What do Council Bluffs, Iowa, the Battle of Vicksburg and the Yellow River all have in common? Loess.
Loess comes from the German löß, and has a common root with the English word, loose. This geological term describes a light silty dust blown by the wind that accumulates into thick layers and hills. These deposits, often taking on a pale yellowish-brown or buff color, are capable of covering huge territories. They form a blanket of dust hundreds of feet thick, created over numerous repeated cycles of water and wind.
In the United States
I first became aware of loess at the appropriately named Loess Hills of western Iowa. It’s a particularly remarkable example of this type of formation. My in-laws lived in a suburb of Omaha, Nebraska at the time, on the Iowa side near Council Bluffs. Their home was located atop one of these hills. Loess contributed the “bluffs” of Council Bluffs, and the city even held an annual Loessfest.
Notice the terrain east of the Missouri River floodplain. These are part of Iowa’s classic Loess Hills area. Anyone driving along Interstate 29 through there can look to the east and glimpse these unusual sedimentary hills at pretty much any random place. They may not seem terribly remarkable until one ponders their interesting geological history. Then compare them to the flatness of much of the rest of this part of North America.
As the Iowa Department of Natural Resources explained,
“The Loess Hills of western Iowa were formed from 20,000 to 10,000 years ago of finely ground windblown silt from the glacial deposits. As the Pleistocene glaciers melted, the Missouri Valley became a major channel for tremendous amounts of water. Each winter season, as the quantity of melt water was reduced, large areas of flood-deposited sediments were left exposed to the wind. Silt, clay and fine sand were lifted by the wind, carried to the east and deposited.”
Properties
Particles of loess display some interesting and unusual properties. They have an angular structure that exhibits a propensity for extreme crumbliness and quick erosion. This results in characteristic bluffs with steep ridges and and rapid drop offs, as displayed in the photograph.

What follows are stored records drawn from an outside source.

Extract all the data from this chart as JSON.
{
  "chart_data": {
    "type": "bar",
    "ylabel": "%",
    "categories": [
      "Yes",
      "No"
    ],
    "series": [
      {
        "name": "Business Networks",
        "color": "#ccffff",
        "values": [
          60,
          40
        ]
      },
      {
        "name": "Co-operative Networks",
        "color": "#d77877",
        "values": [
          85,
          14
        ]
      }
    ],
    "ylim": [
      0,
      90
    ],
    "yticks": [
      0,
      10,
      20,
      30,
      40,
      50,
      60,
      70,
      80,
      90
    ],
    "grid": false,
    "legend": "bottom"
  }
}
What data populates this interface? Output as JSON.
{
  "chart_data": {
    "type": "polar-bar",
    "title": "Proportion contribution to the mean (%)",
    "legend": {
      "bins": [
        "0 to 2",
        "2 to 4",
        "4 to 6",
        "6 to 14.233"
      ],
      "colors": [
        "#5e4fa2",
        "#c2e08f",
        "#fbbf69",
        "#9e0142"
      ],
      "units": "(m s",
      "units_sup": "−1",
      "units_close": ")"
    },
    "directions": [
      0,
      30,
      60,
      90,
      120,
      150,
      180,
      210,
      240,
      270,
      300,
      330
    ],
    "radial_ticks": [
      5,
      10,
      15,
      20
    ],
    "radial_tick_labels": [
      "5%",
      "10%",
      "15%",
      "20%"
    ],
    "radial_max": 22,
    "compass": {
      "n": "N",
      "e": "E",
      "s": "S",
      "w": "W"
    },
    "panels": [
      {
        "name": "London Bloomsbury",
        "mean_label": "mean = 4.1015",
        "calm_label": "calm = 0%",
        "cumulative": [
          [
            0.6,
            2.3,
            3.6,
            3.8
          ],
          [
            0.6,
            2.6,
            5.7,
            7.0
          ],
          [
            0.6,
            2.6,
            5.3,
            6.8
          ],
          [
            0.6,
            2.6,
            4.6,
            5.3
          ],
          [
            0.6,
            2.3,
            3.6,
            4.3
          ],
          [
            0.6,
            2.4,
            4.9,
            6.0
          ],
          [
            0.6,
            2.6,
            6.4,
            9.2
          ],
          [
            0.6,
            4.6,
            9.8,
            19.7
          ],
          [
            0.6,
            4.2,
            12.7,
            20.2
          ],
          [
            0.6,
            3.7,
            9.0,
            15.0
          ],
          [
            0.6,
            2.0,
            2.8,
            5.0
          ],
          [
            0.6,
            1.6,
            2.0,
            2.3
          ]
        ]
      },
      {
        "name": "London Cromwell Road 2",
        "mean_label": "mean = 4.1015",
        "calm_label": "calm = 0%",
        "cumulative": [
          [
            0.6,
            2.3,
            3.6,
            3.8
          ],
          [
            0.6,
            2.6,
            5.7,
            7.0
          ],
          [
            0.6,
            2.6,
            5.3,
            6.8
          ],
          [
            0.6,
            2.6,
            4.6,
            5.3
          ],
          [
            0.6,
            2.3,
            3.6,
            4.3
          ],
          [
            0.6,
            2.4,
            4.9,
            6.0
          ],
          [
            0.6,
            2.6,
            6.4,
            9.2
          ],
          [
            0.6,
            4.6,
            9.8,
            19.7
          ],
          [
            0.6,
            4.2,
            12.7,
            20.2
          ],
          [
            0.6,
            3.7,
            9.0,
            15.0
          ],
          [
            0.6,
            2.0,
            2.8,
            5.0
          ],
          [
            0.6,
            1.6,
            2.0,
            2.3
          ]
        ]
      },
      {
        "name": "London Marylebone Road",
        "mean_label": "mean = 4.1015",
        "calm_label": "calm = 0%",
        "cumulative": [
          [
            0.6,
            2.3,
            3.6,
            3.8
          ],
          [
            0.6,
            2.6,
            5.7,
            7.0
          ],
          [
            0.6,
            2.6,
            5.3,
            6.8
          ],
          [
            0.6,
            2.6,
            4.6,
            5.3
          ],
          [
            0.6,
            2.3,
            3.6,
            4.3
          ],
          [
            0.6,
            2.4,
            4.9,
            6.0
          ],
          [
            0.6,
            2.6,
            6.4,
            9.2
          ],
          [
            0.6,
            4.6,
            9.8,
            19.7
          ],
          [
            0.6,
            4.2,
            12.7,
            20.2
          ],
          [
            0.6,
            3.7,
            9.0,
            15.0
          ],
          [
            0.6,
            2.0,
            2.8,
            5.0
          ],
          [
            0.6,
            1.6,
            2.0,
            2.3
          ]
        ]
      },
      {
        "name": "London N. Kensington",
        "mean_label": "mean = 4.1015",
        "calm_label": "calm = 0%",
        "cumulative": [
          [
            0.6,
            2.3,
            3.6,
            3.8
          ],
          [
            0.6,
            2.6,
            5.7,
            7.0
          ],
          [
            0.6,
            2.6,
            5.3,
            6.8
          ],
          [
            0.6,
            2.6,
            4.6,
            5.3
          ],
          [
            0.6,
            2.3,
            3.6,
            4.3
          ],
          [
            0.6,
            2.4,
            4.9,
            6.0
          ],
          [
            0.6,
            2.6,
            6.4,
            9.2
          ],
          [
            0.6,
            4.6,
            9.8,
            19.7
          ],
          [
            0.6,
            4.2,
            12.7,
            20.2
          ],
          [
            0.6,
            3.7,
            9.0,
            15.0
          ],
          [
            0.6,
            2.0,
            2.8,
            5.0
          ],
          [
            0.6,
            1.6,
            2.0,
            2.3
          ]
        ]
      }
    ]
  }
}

Yet, loess is extremely stable when dry and held in place by prairie grasses.
The Loess Hills of western Iowa tower up to 250 feet (75 metres) above the Missouri River floodplain. They existed quite contently until people cut into the hills for their own purposes. Any soil exposed directly to the elements quickly crumbles and erodes away.
Unusual Although Not Unique
I would hear residents remark about the uniqueness of their Loess Hills whenever I visited the area. However, “unique” isn’t completely correct. They’d always append a qualifier to their description, “except for some place in China”. The place in China always remained unnamed. Even so, to their credit they recognized the unusual nature of loess formations.

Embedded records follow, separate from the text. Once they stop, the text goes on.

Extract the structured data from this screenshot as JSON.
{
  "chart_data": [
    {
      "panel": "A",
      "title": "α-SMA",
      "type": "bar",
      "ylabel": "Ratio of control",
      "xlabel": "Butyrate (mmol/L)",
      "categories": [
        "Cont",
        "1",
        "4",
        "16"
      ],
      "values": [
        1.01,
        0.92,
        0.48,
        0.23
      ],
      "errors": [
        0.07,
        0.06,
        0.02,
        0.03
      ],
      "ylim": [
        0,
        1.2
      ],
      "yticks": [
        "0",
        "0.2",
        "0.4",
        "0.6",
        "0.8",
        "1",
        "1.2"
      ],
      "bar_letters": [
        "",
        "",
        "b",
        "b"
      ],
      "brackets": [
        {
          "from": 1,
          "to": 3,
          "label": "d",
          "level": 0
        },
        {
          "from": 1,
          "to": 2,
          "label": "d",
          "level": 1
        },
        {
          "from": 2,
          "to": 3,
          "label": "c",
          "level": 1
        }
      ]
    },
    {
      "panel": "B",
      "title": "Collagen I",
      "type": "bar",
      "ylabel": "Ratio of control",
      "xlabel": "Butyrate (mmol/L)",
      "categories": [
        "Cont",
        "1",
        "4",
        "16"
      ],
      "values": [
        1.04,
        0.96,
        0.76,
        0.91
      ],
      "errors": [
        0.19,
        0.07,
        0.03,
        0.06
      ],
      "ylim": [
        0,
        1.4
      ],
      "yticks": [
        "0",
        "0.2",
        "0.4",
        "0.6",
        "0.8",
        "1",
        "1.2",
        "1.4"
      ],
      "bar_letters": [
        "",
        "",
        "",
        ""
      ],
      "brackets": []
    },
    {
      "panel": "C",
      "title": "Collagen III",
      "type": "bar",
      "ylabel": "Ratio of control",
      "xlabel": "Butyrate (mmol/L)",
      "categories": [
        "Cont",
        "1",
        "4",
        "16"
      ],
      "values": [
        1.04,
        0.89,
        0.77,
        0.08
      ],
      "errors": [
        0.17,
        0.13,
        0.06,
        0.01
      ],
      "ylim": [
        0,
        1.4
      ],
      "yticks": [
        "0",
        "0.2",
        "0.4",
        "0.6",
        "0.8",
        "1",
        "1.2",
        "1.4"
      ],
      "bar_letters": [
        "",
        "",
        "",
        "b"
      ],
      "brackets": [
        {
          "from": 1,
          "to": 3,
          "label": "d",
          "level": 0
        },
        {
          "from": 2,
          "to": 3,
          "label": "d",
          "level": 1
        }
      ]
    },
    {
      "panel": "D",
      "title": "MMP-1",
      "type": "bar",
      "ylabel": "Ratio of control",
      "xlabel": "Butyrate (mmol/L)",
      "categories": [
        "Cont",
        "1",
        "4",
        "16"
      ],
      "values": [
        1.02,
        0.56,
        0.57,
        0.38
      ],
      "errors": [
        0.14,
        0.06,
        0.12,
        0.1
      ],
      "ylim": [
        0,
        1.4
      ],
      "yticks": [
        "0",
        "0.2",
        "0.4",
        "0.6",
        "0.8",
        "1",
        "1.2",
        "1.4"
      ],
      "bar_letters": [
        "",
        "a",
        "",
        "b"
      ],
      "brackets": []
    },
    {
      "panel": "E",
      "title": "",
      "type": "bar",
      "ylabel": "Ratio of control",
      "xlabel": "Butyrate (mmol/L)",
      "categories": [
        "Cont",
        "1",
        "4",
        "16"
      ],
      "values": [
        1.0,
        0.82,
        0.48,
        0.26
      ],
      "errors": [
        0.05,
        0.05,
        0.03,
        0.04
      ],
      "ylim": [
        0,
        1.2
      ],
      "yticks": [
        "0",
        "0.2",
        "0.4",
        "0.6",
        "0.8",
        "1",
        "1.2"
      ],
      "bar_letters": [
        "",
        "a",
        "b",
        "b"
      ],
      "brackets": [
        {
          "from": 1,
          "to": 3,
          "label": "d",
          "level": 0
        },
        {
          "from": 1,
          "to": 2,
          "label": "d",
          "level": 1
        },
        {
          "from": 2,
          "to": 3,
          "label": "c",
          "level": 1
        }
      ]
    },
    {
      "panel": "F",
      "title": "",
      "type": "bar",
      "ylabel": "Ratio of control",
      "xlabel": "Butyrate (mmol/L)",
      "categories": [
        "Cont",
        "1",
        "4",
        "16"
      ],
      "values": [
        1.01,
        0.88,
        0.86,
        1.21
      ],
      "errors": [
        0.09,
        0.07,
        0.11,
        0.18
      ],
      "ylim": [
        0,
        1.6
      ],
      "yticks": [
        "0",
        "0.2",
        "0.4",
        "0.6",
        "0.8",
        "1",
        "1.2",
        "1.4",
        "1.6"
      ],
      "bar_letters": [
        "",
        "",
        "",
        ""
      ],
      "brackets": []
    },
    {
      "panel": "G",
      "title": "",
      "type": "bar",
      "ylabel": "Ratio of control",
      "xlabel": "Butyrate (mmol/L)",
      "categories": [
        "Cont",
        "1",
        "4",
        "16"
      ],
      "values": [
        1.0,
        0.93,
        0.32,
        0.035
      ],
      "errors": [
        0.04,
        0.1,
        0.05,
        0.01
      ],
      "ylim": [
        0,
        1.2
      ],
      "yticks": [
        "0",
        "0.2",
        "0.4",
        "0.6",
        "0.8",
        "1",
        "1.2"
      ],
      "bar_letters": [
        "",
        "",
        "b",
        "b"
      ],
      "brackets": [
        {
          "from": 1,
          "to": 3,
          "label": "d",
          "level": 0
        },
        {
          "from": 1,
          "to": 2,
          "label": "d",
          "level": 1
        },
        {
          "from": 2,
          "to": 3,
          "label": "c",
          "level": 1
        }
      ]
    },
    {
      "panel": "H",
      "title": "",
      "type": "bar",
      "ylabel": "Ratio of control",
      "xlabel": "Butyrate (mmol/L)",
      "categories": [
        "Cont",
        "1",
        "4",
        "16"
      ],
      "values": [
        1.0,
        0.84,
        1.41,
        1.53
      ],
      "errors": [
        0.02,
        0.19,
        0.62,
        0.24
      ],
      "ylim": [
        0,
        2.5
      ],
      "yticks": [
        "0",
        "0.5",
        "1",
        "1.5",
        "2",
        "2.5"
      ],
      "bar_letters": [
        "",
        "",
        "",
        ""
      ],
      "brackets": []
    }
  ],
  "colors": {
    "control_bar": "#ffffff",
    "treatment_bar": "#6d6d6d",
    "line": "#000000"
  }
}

They were on the right track. The two most significant deposits of loess happen in western Iowa and in China. Additionally, the phenomenon exists to lesser degrees in many other parts of the world. For example, geologists call it loess rather than loose (or some variation in a Chinese dialect) because of deposits that formed in Germany’s Rhine Valley.

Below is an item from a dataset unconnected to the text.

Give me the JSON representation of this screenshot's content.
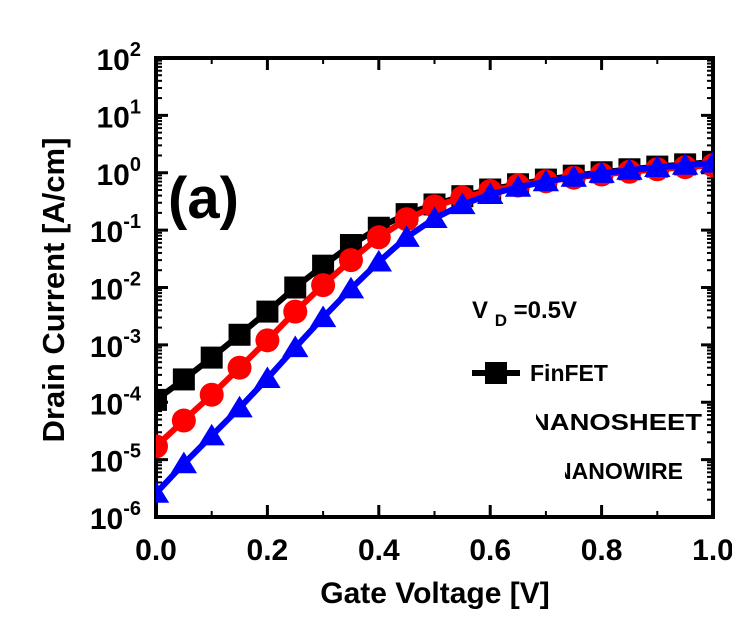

There are even other places in the United States with loess. For instance, it exists along the eastern bank of the Mississippi River at Vicksburg, Mississippi. A vital element of the 1863 Battle of Vicksburg during the U.S. Civil War — the siege of Vicksburg — hinged on this. The battle took place when Union troops could not dislodge Confederate forces dug-in securely atop the steep loess bluffs along the river. The siege lasted more than a month until Confederate troops exhausted their supplies and had to surrender.
What about China, though?
Eurocentric geologists named China’s equivalent of the Loess Hills the Loess Plateau. As noted by Wikipedia, it covers 640,000 square kilometres (250,000 square miles)… “almost all of Shanxi and Shaanxi provinces, as well as parts of Gansu province, the Ningxia Hui Autonomous Region, and the Inner Mongolia Autonomous Region.” That’s about the same size as the U.S. state of Texas, or the Canadian Provinces of Alberta or Saskatchewan!
It’s particularly prevalent along the upper and middle Yellow River watershed. It is eroding loess that creates the characteristic yellow color of the Yellow River (map).